Penalties for Failing to Meet RMD Threshold

If you do not make the required minimum withdrawal, the penalties are very severe—50% of the amount not taken on time. You read that correct, 50%. If your RMD is $20,000 and you only make a $10,000 withdrawal, the IRS will fine you $5,000 (50% of the $10,000 RMD you did not take.)

To avoid this onerous penalty, you must calculate your RMD carefully. There is a form to request abatement from these penalties and the IRS has been very forgiving in the past if you corrected the error as soon as it was discovered.

RMD Requirements Suspended for This Year

Due to the pandemic, the IRS has suspended the requirement for 2020. This suspension helps seniors avoid locking in the pandemic-related losses in the stock market.
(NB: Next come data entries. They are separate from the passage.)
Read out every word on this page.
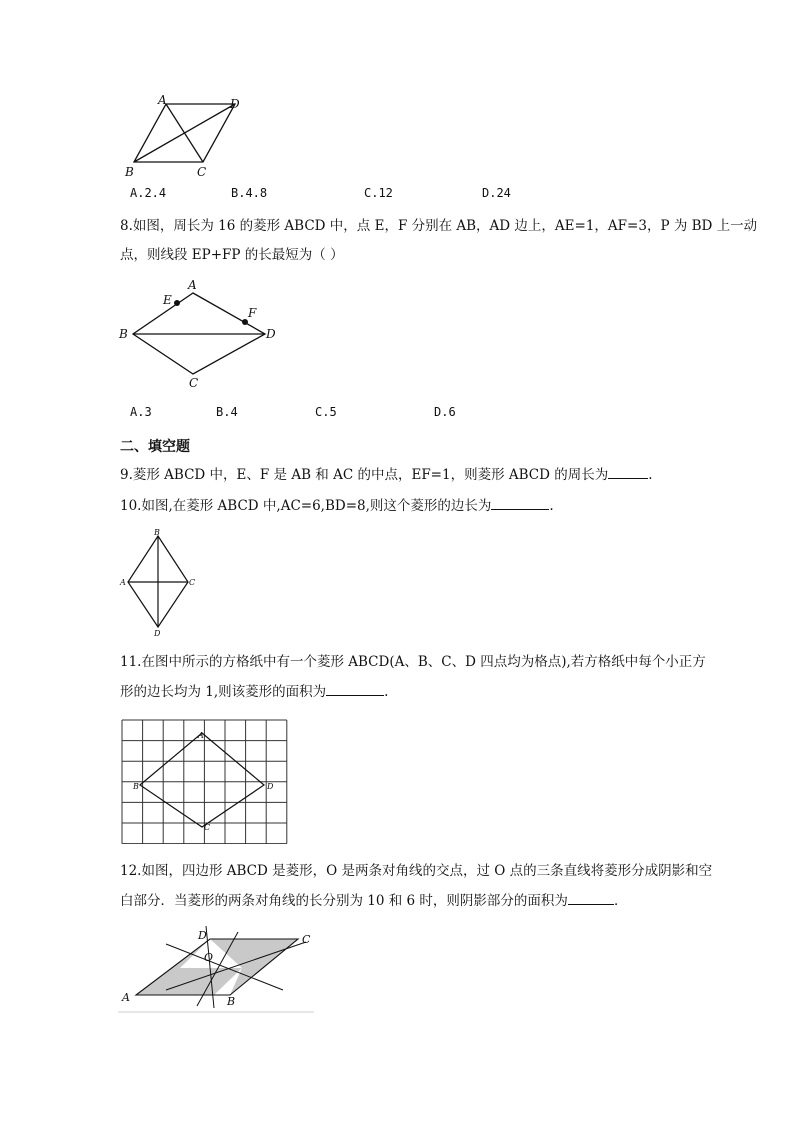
A	D
B	C
A.2.4	B.4.8	C.12	D.24
8.如图，周长为 16 的菱形 ABCD 中，点 E，F 分别在 AB，AD 边上，AE=1，AF=3，P 为 BD 上一动
点，则线段 EP+FP 的长最短为（ ）
A
E
F
B	D
C
A.3	B.4	C.5	D.6
二、填空题
9.菱形 ABCD 中，E、F 是 AB 和 AC 的中点，EF=1，则菱形 ABCD 的周长为	.
10.如图,在菱形 ABCD 中,AC=6,BD=8,则这个菱形的边长为	.
B
A	C
D
11.在图中所示的方格纸中有一个菱形 ABCD(A、B、C、D 四点均为格点),若方格纸中每个小正方
形的边长均为 1,则该菱形的面积为	.
A
B	D
C
12.如图，四边形 ABCD 是菱形，O 是两条对角线的交点，过 O 点的三条直线将菱形分成阴影和空
白部分．当菱形的两条对角线的长分别为 10 和 6 时，则阴影部分的面积为	．
D	C
O
A	B
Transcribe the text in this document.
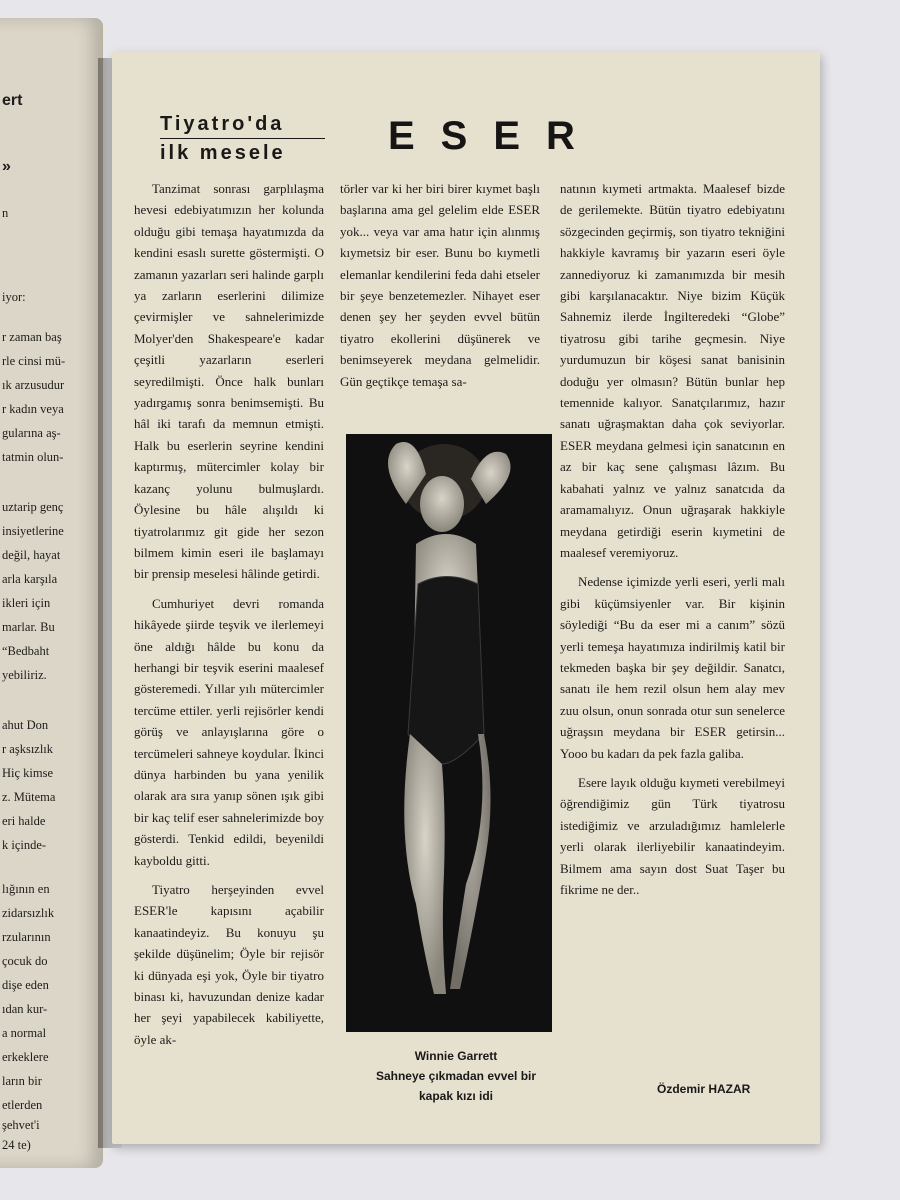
ert
»
n
iyor:
r zaman baş
rle cinsi mü-
ık arzusudur
r kadın veya
gularına aş-
tatmin olun-
uztarip genç
insiyetlerine
değil, hayat
arla karşıla
ikleri için
marlar. Bu
“Bedbaht
yebiliriz.
ahut Don
r aşksızlık
Hiç kimse
z. Mütema
eri halde
k içinde-
lığının en
zidarsızlık
rzularının
çocuk do
dişe eden
ıdan kur-
a normal
erkeklere
ların bir
etlerden
şehvet'i
24 te)
Tiyatro'da
ilk mesele	ESER

Tanzimat sonrası garplılaşma hevesi edebiyatımızın her kolunda olduğu gibi temaşa hayatımızda da kendini esaslı surette göstermişti. O zamanın yazarları seri halinde garplı ya zarların eserlerini dilimize çevirmişler ve sahnelerimizde Molyer'den Shakespeare'e kadar çeşitli yazarların eserleri seyredilmişti. Önce halk bunları yadırgamış sonra benimsemişti. Bu hâl iki tarafı da memnun etmişti. Halk bu eserlerin seyrine kendini kaptırmış, mütercimler kolay bir kazanç yolunu bulmuşlardı. Öylesine bu hâle alışıldı ki tiyatrolarımız git gide her sezon bilmem kimin eseri ile başlamayı bir prensip meselesi hâlinde getirdi.

Cumhuriyet devri romanda hikâyede şiirde teşvik ve ilerlemeyi öne aldığı hâlde bu konu da herhangi bir teşvik eserini maalesef gösteremedi. Yıllar yılı mütercimler tercüme ettiler. yerli rejisörler kendi görüş ve anlayışlarına göre o tercümeleri sahneye koydular. İkinci dünya harbinden bu yana yenilik olarak ara sıra yanıp sönen ışık gibi bir kaç telif eser sahnelerimizde boy gösterdi. Tenkid edildi, beyenildi kayboldu gitti.

Tiyatro herşeyinden evvel ESER'le kapısını açabilir kanaatindeyiz. Bu konuyu şu şekilde düşünelim; Öyle bir rejisör ki dünyada eşi yok, Öyle bir tiyatro binası ki, havuzundan denize kadar her şeyi yapabilecek kabiliyette, öyle ak-

törler var ki her biri birer kıymet başlı başlarına ama gel gelelim elde ESER yok... veya var ama hatır için alınmış kıymetsiz bir eser. Bunu bo kıymetli elemanlar kendilerini feda dahi etseler bir şeye benzetemezler. Nihayet eser denen şey her şeyden evvel bütün tiyatro ekollerini düşünerek ve benimseyerek meydana gelmelidir. Gün geçtikçe temaşa sa-

Winnie Garrett
Sahneye çıkmadan evvel bir
kapak kızı idi

natının kıymeti artmakta. Maalesef bizde de gerilemekte. Bütün tiyatro edebiyatını sözgecinden geçirmiş, son tiyatro tekniğini hakkiyle kavramış bir yazarın eseri öyle zannediyoruz ki zamanımızda bir mesih gibi karşılanacaktır. Niye bizim Küçük Sahnemiz ilerde İngilteredeki “Globe” tiyatrosu gibi tarihe geçmesin. Niye yurdumuzun bir köşesi sanat banisinin doduğu yer olmasın? Bütün bunlar hep temennide kalıyor. Sanatçılarımız, hazır sanatı uğraşmaktan daha çok seviyorlar. ESER meydana gelmesi için sanatcının en az bir kaç sene çalışması lâzım. Bu kabahati yalnız ve yalnız sanatcıda da aramamalıyız. Onun uğraşarak hakkiyle meydana getirdiği eserin kıymetini de maalesef veremiyoruz.

Nedense içimizde yerli eseri, yerli malı gibi küçümsiyenler var. Bir kişinin söylediği “Bu da eser mi a canım” sözü yerli temeşa hayatımıza indirilmiş katil bir tekmeden başka bir şey değildir. Sanatcı, sanatı ile hem rezil olsun hem alay mev zuu olsun, onun sonrada otur sun senelerce uğraşsın meydana bir ESER getirsin... Yooo bu kadarı da pek fazla galiba.

Esere layık olduğu kıymeti verebilmeyi öğrendiğimiz gün Türk tiyatrosu istediğimiz ve arzuladığımız hamlelerle yerli olarak ilerliyebilir kanaatindeyim. Bilmem ama sayın dost Suat Taşer bu fikrime ne der..

Özdemir HAZAR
You may also repay payments already taken as long as it is done within 60 days of the payment, so timing is critical if you want to take this route. This is treated as a rollover, so you cannot have done a rollover in the past year, nor can you do another one for one year.

How to Calculate Your RMD

First, determine the accounts covered by your RMD. These accounts will include the following tax-deferred retirement accounts:

  • Traditional IRAs
  • Rollover IRAs
  • SEP IRAs
  • Most 401(k) and 403(b) plans
  • Profit-sharing plans
  • Other defined contribution plans

You can exclude Roth IRAs, non-qualified plans and defined benefit plans.

Second, total the balance or fair market value (FMV) of your tax-deferred accounts as of December 31 (for the year before the tax year in question). In filing your taxes for the tax year 2021, you will total the amounts as of December 31, 2020.
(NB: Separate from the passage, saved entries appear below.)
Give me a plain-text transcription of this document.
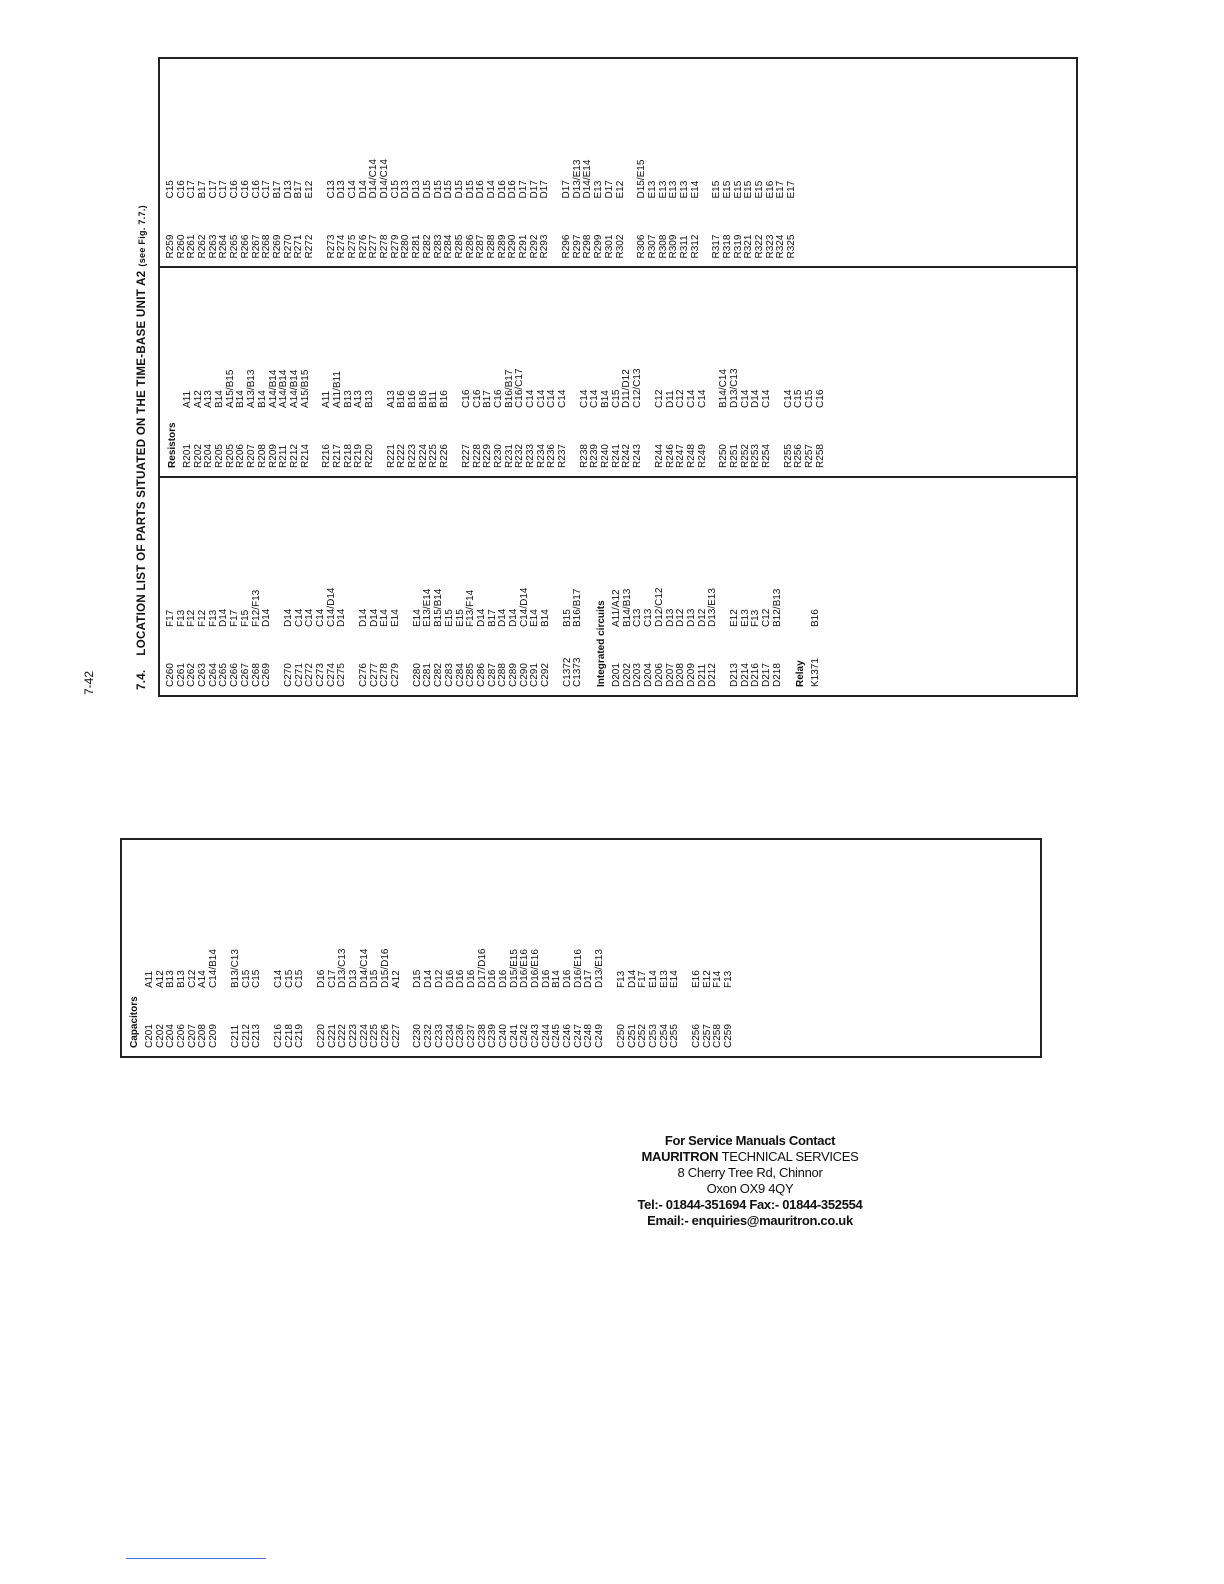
7-42	7.4.LOCATION LIST OF PARTS SITUATED ON THE TIME-BASE UNIT A2(see Fig. 7.7.)
C260
F17
C261
F13
C262
F12
C263
F12
C264
F13
C265
D14
C266
F17
C267
F15
C268
F12/F13
C269
D14
C270
D14
C271
C14
C272
C14
C273
C14
C274
C14/D14
C275
D14
C276
D14
C277
D14
C278
E14
C279
E14
C280
E14
C281
E13/E14
C282
B15/B14
C283
E15
C284
E15
C285
F13/F14
C286
D14
C287
B17
C288
D14
C289
D14
C290
C14/D14
C291
E14
C292
B14
C1372
B15
C1373
B16/B17 Integrated circuits D201
A11/A12
D202
B14/B13
D203
C13
D204
C13
D206
D12/C12
D207
D13
D208
D12
D209
D13
D211
D12
D212
D13/E13
D213
E12
D214
E13
D216
F13
D217
C12
D218
B12/B13
Relay K1371
B16
Resistors R201
A11
R202
A12
R204
A13
R205
B14
R205
A15/B15
R206
B14
R207
A13/B13
R208
B14
R209
A14/B14
R211
A14/B14
R212
A14/B14
R214
A15/B15
R216
A11
R217
A11/B11
R218
B13
R219
A13
R220
B13
R221
A13
R222
B16
R223
B16
R224
B16
R225
B11
R226
B16
R227
C16
R228
C16
R229
B17
R230
C16
R231
B16/B17
R232
C16/C17
R233
C14
R234
C14
R236
C14
R237
C14
R238
C14
R239
C14
R240
B14
R241
C15
R242
D11/D12
R243
C12/C13
R244
C12
R246
D11
R247
C12
R248
C14
R249
C14
R250
B14/C14
R251
D13/C13
R252
C14
R253
D14
R254
C14
R255
C14
R256
C15
R257
C15
R258
C16
R259
C15
R260
C16
R261
C17
R262
B17
R263
C17
R264
C17
R265
C16
R266
C16
R267
C16
R268
C17
R269
B17
R270
D13
R271
B17
R272
E12
R273
C13
R274
D13
R275
C14
R276
D14
R277
D14/C14
R278
D14/C14
R279
C15
R280
D13
R281
D13
R282
D15
R283
D15
R284
D15
R285
D15
R286
D15
R287
D16
R288
D14
R289
D16
R290
D16
R291
D17
R292
D17
R293
D17
R296
D17
R297
D13/E13
R298
D14/E14
R299
E13
R301
D17
R302
E12
R306
D15/E15
R307
E13
R308
E13
R309
E13
R311
E13
R312
E14
R317
E15
R318
E15
R319
E15
R321
E15
R322
E15
R323
E16
R324
E17
R325
E17
Capacitors C201
A11
C202
A12
C204
B13
C206
B13
C207
C12
C208
A14
C209
C14/B14
C211
B13/C13
C212
C15
C213
C15
C216
C14
C218
C15
C219
C15
C220
D16
C221
C17
C222
D13/C13
C223
D13
C224
D14/C14
C225
D15
C226
D15/D16
C227
A12
C230
D15
C232
D14
C233
D12
C234
D16
C236
D16
C237
D16
C238
D17/D16
C239
D16
C240
D16
C241
D15/E15
C242
D16/E16
C243
D16/E16
C244
D16
C245
B14
C246
D16
C247
D16/E16
C248
D17
C249
D13/E13
C250
F13
C251
D14
C252
F17
C253
E14
C254
E13
C255
E14
C256
E16
C257
E12
C258
F14
C259
F13
For Service Manuals Contact
MAURITRON TECHNICAL SERVICES
8 Cherry Tree Rd, Chinnor
Oxon OX9 4QY
Tel:- 01844-351694 Fax:- 01844-352554
Email:- enquiries@mauritron.co.uk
The custodians for your tax-deferred accounts should provide you with your prior year’s FMV totals by January 31 each year however this may be at a later date.

Third, determine your life expectancy factor (LEF).

The IRS provides a table for calculating this at the following link.

For your convenience, we summarize the tables below.

Finally, divide the totals in your accounts by your LEF

To calculate your RMD, you divide the total FMV of all your tax-deferred accounts by your LEF. If your accounts total $220,000 on December 31, 2020 and your LEF is 22, you must withdrawal at least $10,000 ($220,000/22) by December 31, 2021.

You must calculate your RMD for each IRA separately, but the IRS gives you the flexibility of taking your total RMD from a single IRA or multiple IRAs. However, you must calculate RMDs separately for Qualified Retirement plans or inherited IRAs and take the relevant RMDs from those respective accounts.

If you want to double-check your calculation, Kiplinger provides on online RMD calculator.

RMDs and Roth IRAs

Because you contribute to a Roth IRA with after-tax money, you do not need to take an RMD from your Roth accounts. Keep in mind that withdrawals from your Roth IRAs will not meet your RMD. If you inherited a Roth IRA, you will need to take an RMD in that situation.

Deadline for Taking RMD

You must take your RMD by December 31 each year after you reach the relevant age. To ease into the program, you can delay taking your first RMD (and only the first), until April 1 of the year in which you reach age 72, which will be the next year.

If you do choose to delay, you must then take your first and second RMD in the same year (one by April 1 and the second by December 31.) Make sure you consult with your financial advisor or accountant before you delay your first RMD.

How the IRS Taxes Your RMD

The IRS will tax the money you withdrawal from a deferred-tax account as ordinary income in the tax year you take the RMD. You can reduce the amount of the tax by making a qualified charity distribution (QCD) from your retirement accounts. The agency allows you to count a QCD toward your RMD.

Consult your tax advisor to see if a QCD is appropriate for you.